La Moral ha sido hecha hasta ahora por sistemas cerrados, cada uno de los cuales se ha condenado a no tener en cuenta más que uno solo de los factores posibles de conducta. Una teoría ha decretado: “El único factor que hay que tener en cuenta es la simpatía”. Otra: “No: el único factor que hay que tener en cuenta es el placer personal”. Otra todavía: “El único factor que hay que tener en cuenta es la utilidad colectiva”. Y nos ha dicho Spencer: “El factor que hay que tener en cuenta es el progreso”. Y Guyau: “El factor que hay que tener en cuenta es la expansión de la vida”. Entre tanto, todos esos factores, y otros muchos más, tienen valor; y si pensamos, no por sistemas, sino por ideas para tener en cuenta —¡vean ahora cómo se nos agrandó nuestro asunto!— entenderemos que el hombre sobre la tierra tiene que tener en cuenta el progreso, la expansión de la vida, el placer personal, la utilidad colectiva, etc., y todavía todas las hipótesis, posibilidades o esperanzas que se relacionan con lo desconocido. Ahora, ¿cómo se combina esto en la moral viva? Nadie es capaz de presentárnoslo formulado con números o con letras; pero, quien sepa pensar así, aunque sin fórmulas, será quien tenga más probabilidad de que la moral le ahonde en el alma.

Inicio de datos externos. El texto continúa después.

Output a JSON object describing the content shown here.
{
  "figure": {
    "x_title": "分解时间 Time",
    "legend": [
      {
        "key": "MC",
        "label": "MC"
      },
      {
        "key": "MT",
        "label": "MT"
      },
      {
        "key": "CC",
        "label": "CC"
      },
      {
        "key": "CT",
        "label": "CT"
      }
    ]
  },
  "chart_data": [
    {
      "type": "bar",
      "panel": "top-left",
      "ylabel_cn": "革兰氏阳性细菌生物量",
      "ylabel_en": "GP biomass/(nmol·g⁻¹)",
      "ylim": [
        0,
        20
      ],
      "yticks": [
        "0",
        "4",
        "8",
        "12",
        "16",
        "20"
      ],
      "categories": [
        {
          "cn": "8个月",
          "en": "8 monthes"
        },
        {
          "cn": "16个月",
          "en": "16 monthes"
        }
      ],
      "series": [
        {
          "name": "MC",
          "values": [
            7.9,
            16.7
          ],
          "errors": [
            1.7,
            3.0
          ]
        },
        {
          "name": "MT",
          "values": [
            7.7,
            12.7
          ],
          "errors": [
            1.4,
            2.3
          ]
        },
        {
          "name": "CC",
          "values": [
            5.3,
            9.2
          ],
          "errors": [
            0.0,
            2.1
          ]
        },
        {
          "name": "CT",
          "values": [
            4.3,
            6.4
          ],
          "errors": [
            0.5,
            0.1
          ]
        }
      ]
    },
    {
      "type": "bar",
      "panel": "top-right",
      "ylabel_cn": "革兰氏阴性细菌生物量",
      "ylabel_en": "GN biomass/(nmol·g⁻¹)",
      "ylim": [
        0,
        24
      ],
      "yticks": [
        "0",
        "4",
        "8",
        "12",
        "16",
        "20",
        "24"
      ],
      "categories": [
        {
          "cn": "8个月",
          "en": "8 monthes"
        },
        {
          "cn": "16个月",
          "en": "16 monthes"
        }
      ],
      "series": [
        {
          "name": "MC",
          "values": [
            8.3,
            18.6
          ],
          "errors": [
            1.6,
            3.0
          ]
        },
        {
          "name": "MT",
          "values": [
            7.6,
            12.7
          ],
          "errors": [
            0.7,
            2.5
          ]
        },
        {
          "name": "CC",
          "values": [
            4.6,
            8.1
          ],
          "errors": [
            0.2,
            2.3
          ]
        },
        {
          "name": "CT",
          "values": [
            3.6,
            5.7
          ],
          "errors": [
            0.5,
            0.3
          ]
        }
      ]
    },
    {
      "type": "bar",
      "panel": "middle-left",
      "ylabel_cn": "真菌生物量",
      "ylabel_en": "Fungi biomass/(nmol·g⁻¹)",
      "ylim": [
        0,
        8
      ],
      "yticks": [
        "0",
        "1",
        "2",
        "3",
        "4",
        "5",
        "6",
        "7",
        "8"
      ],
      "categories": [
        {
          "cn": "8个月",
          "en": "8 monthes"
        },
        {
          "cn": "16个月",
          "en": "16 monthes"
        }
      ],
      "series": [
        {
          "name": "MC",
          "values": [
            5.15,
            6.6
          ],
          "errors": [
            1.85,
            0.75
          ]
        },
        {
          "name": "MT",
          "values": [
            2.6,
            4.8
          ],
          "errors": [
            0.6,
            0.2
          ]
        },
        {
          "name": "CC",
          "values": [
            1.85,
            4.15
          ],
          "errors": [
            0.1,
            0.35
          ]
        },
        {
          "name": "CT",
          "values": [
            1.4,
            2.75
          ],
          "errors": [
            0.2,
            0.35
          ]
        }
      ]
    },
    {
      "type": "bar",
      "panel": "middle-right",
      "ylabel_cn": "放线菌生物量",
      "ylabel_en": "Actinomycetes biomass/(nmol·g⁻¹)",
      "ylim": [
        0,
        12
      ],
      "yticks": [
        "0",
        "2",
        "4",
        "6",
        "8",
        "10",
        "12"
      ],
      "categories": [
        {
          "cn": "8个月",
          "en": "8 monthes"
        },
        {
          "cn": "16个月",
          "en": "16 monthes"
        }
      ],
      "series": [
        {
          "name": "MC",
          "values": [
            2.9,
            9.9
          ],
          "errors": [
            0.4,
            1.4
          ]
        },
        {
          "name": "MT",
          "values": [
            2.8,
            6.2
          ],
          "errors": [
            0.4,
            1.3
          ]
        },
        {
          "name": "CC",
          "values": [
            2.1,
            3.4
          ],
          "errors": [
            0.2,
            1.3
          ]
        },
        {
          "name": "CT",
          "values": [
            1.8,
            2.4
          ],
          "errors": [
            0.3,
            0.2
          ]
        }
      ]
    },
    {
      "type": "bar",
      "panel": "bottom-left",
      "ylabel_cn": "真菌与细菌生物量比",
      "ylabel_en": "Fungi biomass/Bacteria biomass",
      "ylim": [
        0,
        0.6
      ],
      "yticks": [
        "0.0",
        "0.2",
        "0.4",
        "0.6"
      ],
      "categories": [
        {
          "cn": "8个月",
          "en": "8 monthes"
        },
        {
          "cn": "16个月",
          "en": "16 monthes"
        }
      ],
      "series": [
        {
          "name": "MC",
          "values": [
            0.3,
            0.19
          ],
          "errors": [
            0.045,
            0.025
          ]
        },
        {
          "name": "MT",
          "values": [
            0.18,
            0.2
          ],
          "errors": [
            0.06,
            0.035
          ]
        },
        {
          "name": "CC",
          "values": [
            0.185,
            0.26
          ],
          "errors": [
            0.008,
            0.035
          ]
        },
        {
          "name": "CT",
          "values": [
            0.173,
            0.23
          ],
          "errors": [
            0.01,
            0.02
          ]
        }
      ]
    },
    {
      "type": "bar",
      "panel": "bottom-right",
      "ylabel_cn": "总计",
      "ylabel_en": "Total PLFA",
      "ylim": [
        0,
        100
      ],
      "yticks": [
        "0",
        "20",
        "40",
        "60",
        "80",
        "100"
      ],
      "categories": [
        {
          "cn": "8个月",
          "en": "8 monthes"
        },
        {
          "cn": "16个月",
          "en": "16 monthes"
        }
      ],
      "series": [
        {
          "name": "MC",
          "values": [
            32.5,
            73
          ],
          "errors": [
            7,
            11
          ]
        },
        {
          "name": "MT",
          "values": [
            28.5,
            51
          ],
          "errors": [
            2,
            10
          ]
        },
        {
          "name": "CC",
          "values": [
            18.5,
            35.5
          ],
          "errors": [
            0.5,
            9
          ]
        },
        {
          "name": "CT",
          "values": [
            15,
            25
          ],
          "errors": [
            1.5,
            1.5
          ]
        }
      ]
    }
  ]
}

Otra observación sumamente interesante es esta: el hombre se defiende tan mal de la falacia de falsa sistematización que hasta hay una especie de gloria —no la mejor gloria, pero sin duda una forma de ella: una causa de persistencia en la memoria de los hombres— que depende de esa misma falacia. Es un fenómeno muy curioso. En nuestros programas de enseñanza, o en las historias del pensamiento humano, figuran con bastante preferencia ciertos grandes sistemas de tal naturaleza que no que ha impedido su disolución —su olvido— es, podría decirse, una especie de indigestibilidad. Supongamos —ya cité este caso— que un Rousseau, por ejemplo, hubiera hecho una serie de reflexiones prácticas, sensatas, bien observadas, moderadas y exactas, sobre el papel de la voluntad en el orden de las sociedades o sobre el papel que debemos dar a la naturaleza en la educación; esas observaciones habrían sido estudiadas y utilizadas; habrían sido probablemente devueltas en acción para los hombres que las hubieran asimilado; y, —¡cosa interesante!— es posible que, entonces, el nombre de Rousseau no se recordara tanto hoy. Pero era este Rousseau un exagerador formidable; arremetía con cada idea y se llevaba todo por delante. De manera que construyó su teoría del “contrato social”, según la cual la sociedad no tiene otro origen que la voluntad humana; construyó su teoría de la educación “natural”, donde figura aquel Emilio a quien su educador prefería muerto antes que verlo entrar en la tienda de un vendedor de bujías porque no es natural la luz de estas… Pues bien, la mente de los hombres es tal que eso asegura a su autor una forma de gloria: gloria negativa, si ustedes quieren; pero el hecho es que no hay un programa en que no figuren tales teorías de Rousseau, aunque sea para hacer su “refutación”. Y la humanidad no ha podido “eliminar” esas teorías. Y ello se parece a una digestión difícil. Una sustancia alimenticia y fácilmente asimilable se convierte en el organismo en fuerza y energía, y esa fuerza y esa energía son utilizadas y la sustancia desaparece. Otras no se pueden resolver y quedan. Y, como ellas, ciertas teorías: las citadas de Rousseau, la ley de Malthus, las utopías de Fourrier y una gran cantidad de sistemas de reorganización social son, vuelvo a repetirlo, algo así como formidables bolos ideológicos que se le hubieran indigestado a la humanidad.